US President Barack Obama greets then opposition leader Aung San Suu Kyi during a visit to Burma on 19 November 2012. (Photo: The White House)

By Bill O'Toole
Democratic Voice of Burma
May 10, 2016

Human rights advocacy groups Fortify Rights and United to End Genocide today released a report urging US President Barack Obama to renew the US State Department’s existing sanctions on Burma, which are set to expire on 20 May.

“While Myanmar [Burma] has undergone significant reform in recent years, authorities continue to commit gross human rights violations across the country,” said Tom Andrews, a former member of the US House of Representatives and the current president of United to End Genocide.

“President Obama should renew the sanctions authority without delay and make clear that promoting human rights in Myanmar will remain a priority in US foreign policy,” he added.

While some sanctions were lifted in 2013, the US has kept key parts of the program in place. The sanctions, which were introduced in 2003, include a ban on jade imports and a list of “Specially Designated Nationals” that targets around 200 Burmese nationals connected to organized crime and the military government.

In addition, the 2012 “Responsible Investment Reporting Requirements” dictate that US businesses investing more than US$500,000 in Burma must provide key information about their investments to the government and general public.

In February, a group of five business associations signed a letter to Secretary of State John Kerry, Treasury Secretary Jack Lew, and Commerce Secretary Penny Pritzker calling for dramatic changes to the sanctions program.

“The time has come to examine the utility of the remaining sanctions and to map out a vision for the future of the relationship [with Burma],” the letter said.

“The upcoming expiration of sanctions authority under the IEEPA provides just such an opportunity,” it added, referring to the International Emergency Economic Powers Act, which authorises the president to regulate commerce after declaring a national emergency in response to any unusual and extraordinary foreign threat to the United States.

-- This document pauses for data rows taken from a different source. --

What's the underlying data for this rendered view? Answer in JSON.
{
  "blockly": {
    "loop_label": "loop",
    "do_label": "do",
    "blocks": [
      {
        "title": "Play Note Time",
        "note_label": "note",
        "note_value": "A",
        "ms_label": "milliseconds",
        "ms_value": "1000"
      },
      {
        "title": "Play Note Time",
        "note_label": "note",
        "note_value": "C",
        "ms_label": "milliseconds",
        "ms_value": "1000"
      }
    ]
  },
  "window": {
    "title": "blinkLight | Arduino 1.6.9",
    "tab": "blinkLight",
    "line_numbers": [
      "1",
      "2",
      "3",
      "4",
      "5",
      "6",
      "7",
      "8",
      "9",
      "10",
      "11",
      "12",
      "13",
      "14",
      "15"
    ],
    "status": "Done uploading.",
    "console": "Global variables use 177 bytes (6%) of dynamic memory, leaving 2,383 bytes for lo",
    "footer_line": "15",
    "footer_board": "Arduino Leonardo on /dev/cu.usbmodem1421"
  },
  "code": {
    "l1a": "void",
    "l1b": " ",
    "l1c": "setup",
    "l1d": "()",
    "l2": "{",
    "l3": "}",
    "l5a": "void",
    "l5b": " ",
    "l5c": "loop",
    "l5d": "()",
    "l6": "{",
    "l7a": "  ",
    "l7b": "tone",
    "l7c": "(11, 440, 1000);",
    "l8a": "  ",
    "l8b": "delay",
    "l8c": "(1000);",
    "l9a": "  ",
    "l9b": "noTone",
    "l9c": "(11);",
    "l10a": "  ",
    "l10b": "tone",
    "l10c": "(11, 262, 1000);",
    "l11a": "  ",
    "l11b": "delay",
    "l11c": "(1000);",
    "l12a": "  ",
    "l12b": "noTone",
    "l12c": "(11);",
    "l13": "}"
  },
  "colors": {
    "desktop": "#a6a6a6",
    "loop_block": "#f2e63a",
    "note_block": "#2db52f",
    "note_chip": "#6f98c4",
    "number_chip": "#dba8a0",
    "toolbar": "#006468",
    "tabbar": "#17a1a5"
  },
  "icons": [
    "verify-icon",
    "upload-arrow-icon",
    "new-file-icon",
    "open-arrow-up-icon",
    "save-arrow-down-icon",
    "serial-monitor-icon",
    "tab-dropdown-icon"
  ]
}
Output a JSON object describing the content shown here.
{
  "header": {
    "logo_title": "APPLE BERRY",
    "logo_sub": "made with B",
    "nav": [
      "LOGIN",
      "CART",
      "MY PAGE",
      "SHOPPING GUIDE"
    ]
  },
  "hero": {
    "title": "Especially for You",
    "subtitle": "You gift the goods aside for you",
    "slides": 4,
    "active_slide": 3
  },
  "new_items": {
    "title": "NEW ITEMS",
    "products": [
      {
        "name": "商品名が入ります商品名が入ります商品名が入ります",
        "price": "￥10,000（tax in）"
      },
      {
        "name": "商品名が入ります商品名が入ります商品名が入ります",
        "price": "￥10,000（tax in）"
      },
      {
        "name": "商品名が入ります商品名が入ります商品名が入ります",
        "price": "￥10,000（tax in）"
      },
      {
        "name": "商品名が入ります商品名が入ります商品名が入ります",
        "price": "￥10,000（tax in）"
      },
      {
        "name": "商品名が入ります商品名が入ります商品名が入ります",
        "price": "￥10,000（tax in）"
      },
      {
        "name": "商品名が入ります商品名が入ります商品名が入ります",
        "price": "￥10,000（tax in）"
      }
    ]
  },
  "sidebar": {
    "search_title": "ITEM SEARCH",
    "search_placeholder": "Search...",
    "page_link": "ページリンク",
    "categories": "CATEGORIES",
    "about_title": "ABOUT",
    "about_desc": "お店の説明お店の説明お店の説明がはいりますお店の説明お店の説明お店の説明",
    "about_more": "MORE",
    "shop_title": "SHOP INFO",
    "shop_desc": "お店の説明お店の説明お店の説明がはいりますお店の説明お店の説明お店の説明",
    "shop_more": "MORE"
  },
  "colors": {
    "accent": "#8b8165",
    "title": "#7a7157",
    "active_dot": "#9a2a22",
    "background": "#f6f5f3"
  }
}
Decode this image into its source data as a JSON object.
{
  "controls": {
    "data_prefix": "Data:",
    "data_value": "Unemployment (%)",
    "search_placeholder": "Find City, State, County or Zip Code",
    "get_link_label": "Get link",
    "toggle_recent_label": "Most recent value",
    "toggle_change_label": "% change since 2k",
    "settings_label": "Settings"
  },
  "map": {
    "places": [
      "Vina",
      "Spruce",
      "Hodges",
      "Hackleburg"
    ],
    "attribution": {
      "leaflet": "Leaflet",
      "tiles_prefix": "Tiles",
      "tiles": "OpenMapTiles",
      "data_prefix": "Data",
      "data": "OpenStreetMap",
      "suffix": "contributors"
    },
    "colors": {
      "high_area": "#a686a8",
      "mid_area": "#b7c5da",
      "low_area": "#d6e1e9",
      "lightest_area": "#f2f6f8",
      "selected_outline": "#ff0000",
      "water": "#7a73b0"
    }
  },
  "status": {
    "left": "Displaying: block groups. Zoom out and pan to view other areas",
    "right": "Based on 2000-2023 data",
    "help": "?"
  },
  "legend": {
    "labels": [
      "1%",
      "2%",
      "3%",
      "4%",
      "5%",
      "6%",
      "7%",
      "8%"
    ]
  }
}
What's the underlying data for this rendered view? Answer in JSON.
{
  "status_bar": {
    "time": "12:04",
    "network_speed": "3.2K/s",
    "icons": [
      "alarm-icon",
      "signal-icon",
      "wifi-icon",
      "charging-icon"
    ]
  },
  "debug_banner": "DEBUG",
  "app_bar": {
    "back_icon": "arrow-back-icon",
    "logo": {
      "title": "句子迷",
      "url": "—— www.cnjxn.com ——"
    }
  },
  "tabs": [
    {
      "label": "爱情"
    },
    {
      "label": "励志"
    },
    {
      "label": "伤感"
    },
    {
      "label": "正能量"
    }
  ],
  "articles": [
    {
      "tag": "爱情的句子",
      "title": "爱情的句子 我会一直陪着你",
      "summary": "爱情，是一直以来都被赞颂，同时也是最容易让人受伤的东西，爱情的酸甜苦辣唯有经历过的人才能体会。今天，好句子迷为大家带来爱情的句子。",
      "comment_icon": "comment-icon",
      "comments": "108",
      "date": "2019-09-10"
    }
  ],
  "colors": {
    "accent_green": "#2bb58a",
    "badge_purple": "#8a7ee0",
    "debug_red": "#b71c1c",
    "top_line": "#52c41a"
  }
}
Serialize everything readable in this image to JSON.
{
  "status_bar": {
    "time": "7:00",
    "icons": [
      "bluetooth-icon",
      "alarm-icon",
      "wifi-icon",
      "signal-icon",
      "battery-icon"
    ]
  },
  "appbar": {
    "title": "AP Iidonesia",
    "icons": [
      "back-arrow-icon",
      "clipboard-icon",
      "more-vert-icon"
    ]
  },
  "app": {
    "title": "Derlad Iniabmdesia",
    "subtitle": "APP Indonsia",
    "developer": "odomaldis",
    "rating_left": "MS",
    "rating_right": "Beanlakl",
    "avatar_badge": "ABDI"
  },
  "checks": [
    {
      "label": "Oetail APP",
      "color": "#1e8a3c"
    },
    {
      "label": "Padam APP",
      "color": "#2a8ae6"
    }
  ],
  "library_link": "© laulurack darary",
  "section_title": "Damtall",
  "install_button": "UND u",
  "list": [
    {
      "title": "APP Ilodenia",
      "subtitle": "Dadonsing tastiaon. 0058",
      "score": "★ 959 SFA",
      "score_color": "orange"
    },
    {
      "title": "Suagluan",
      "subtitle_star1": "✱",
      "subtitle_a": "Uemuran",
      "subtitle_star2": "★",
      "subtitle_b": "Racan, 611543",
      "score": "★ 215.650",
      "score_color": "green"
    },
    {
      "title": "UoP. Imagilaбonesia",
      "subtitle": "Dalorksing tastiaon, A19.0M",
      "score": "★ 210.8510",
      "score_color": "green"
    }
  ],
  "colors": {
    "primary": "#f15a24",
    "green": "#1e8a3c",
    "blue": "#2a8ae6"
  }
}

The letter was signed by AmCham Myanmar Chapter, the National Foreign Trade Council, the US-ASEAN Business Council, the United States Chamber of Commerce and the United States Council for International Business.

However, the new report argues that the nation’s several unfolding human rights crises merit maintaining the sanctions. The researchers note that the jade industry drives war and exploitation in Kachin State, and notes that the situation for the Rohingya remains dire in Arakan State.

“The current sanctions regime is deliberately limited and creates incentives for human rights abusers to clean up their act,” said Matthew Smith, the head of Fortify Rights. “These measures are sensible and should remain in place. Known human rights abusers shouldn’t profit from improved bilateral relations.”

If the sanctions do expire, it will represent an about-face for the Obama administration, which has been signaling for the last several months that the results of the national election would not result in sweeping changes to the sanctions program.

During his confirmation in January, the new US ambassador to Burma Scott Marciel assured American lawmakers that neither he nor the president supported changing the program.

In April, the US Commission on International Religious Freedom released a statement calling on the new government to end discrimination against the Rohingya and pressing the government to take action.

“Burma must do more to demonstrate its commitment to international human rights standards,” read the statement.